# Overview
I used the following great notebook as a reference.

[Infer 34B with vLLM](https://www.kaggle.com/code/cdeotte/infer-34b-with-vllm) (by [Chris Deotte](https://www.kaggle.com/cdeotte))

[vllm](https://github.com/vllm-project/vllm) is very fast inference!!!

Inference of the test data took about 30 minutes!!(GPU T4×2)

(2024/10/26 update!) Inference of the test data took about 15 minutes!!(GPU L4×4)

The model is [deepseek-math-7b-instruct](https://huggingface.co/deepseek-ai/deepseek-math-7b-instruct), which was strong in [AIMO1](https://www.kaggle.com/competitions/ai-mathematical-olympiad-prize).

# Question
Please Comment.

Q1. When I used GPU L4×4, I got an error when loading vllm.

> The actor is dead because its worker process has died.

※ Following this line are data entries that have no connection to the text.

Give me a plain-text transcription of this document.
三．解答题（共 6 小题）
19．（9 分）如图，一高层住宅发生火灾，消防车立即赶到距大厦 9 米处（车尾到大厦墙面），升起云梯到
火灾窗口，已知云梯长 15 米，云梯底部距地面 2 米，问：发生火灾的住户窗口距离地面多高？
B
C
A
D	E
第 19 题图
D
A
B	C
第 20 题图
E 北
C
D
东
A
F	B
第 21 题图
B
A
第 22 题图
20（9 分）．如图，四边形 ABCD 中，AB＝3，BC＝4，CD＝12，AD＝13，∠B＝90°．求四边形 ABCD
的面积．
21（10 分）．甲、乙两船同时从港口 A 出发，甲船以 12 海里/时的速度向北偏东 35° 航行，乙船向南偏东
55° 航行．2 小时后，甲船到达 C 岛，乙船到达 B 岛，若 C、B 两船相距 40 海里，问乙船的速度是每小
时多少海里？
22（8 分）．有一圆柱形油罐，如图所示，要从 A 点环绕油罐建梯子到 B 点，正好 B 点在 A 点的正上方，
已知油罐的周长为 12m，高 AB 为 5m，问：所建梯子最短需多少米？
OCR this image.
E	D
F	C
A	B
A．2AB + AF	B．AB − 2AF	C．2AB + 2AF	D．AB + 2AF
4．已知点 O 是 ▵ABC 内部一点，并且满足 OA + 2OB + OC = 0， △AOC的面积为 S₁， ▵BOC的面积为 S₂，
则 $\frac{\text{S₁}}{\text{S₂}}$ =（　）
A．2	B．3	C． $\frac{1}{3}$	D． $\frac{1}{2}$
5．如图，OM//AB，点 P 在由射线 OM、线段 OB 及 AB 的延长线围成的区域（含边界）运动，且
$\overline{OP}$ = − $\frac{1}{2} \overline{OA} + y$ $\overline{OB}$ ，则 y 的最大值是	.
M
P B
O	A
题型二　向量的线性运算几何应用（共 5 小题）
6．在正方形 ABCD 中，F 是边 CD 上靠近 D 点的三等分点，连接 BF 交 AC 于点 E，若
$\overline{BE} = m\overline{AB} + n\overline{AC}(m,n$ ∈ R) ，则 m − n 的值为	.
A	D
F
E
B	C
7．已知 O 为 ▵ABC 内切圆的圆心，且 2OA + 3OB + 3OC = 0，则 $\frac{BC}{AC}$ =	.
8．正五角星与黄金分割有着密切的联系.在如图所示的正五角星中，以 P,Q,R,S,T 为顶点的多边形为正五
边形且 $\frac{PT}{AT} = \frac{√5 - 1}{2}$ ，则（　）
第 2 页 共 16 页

Worker exit type: SYSTEM_ERROR Worker exit detail: Worker unexpectedly exits with a connection error code 2. End of file. There are some potential root causes. (1) The process is killed by SIGKILL by OOM killer due to high memory usage. (2) ray stop --force is called. (3) The worker is crashed unexpectedly due to SIGSEGV or other unexpected errors.

(2024/10/19)

A1. This can be solved via setting swap_space=2 . As per the docs its the space in GB thats allocated in CPU per every available GPU. Since we have allowed 30 gb ram only, it gets a OOM error.

Thank you, [pjmathematician](https://www.kaggle.com/pjmathematician).

# Comment
I do not do prompt engineering.
prompt engineering alone would improve score.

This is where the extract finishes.